Gallagher is little known outside of Capitol Hill. The native of Green Bay, Wis., is still a PhD student at Georgetown University. “He just sent me some draft chapters for his thesis,” professor Andrew Bennett, Gallagher’s adviser, said this week.

Throughout his life, Walker, 47, has only occasionally traveled internationally. Michael Fleet, who taught Walker in a Marquette class on third-world politics, which covered Latin America and Africa, recalled Walker being “an ill fit.”

“He never really caught the wave, as it were, to any other level or dimension of international politics,” Fleet said. “He seemed to be a localist person.”

In 2008, as the Milwaukee County executive, Walker visited the Czech Republic, where the U.S. ambassador at the time, Rick Graber, was a friend and former Wisconsin Republican Party chairman. As governor, in 2013, Walker led a trade mission to China, where he secured an exclusive deal with a large Chinese medicine company to sell Wisconsin-grown ginseng in its retail stores. Walker also has visited Japan and Canada.

The governor’s trip in January to the United Kingdom — his first overseas as a likely presidential candidate — was widely panned. When he addressed Chatham House, a prestigious London think tank, he refused to answer questions about foreign policy — although he had a lot to say about Wisconsin cheese.

“He has taken a bit of a tumble with his first baby steps,” said Gabriel Schoenfeld, a former foreign-policy aide to Former Mass. governor Mitt Romney. He suggested that Walker should recruit a heavyweight adviser and “almost shack up with that person” to absorb the nuances of national security.

Walker will have opportunities to redeem himself on foreign tours he is planning to Germany, France and Spain in April, as well as to Israel and Canada in May.

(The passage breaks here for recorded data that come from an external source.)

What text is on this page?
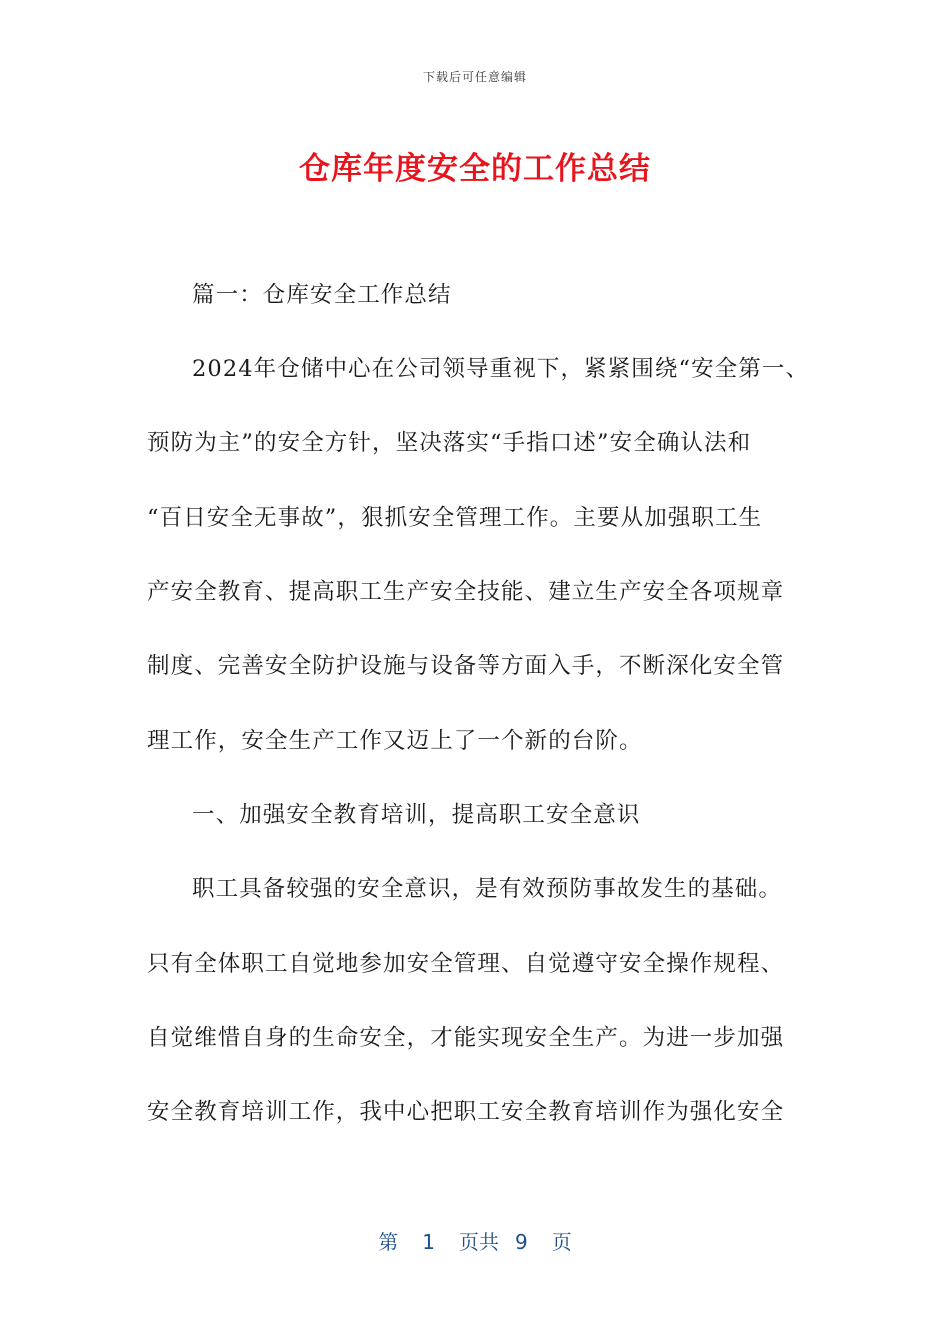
下载后可任意编辑
仓库年度安全的工作总结
篇一：仓库安全工作总结
2024年仓储中心在公司领导重视下，紧紧围绕“安全第一、
预防为主”的安全方针，坚决落实“手指口述”安全确认法和
“百日安全无事故”，狠抓安全管理工作。主要从加强职工生
产安全教育、提高职工生产安全技能、建立生产安全各项规章
制度、完善安全防护设施与设备等方面入手，不断深化安全管
理工作，安全生产工作又迈上了一个新的台阶。
一、加强安全教育培训，提高职工安全意识
职工具备较强的安全意识，是有效预防事故发生的基础。
只有全体职工自觉地参加安全管理、自觉遵守安全操作规程、
自觉维惜自身的生命安全，才能实现安全生产。为进一步加强
安全教育培训工作，我中心把职工安全教育培训作为强化安全
第 1 页共 9 页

R. James Woolsey Jr., a former director of the CIA, said Walker’s limited international exposure is not necessarily a liability.

“Remember, a bankrupt haberdasher named Harry Truman, a machine politician who got shunted in by Franklin Roosevelt, turned out to be a great president,” Woolsey said. “You really don’t know how people will be until they get there.”

Alice Crites contributed to this report.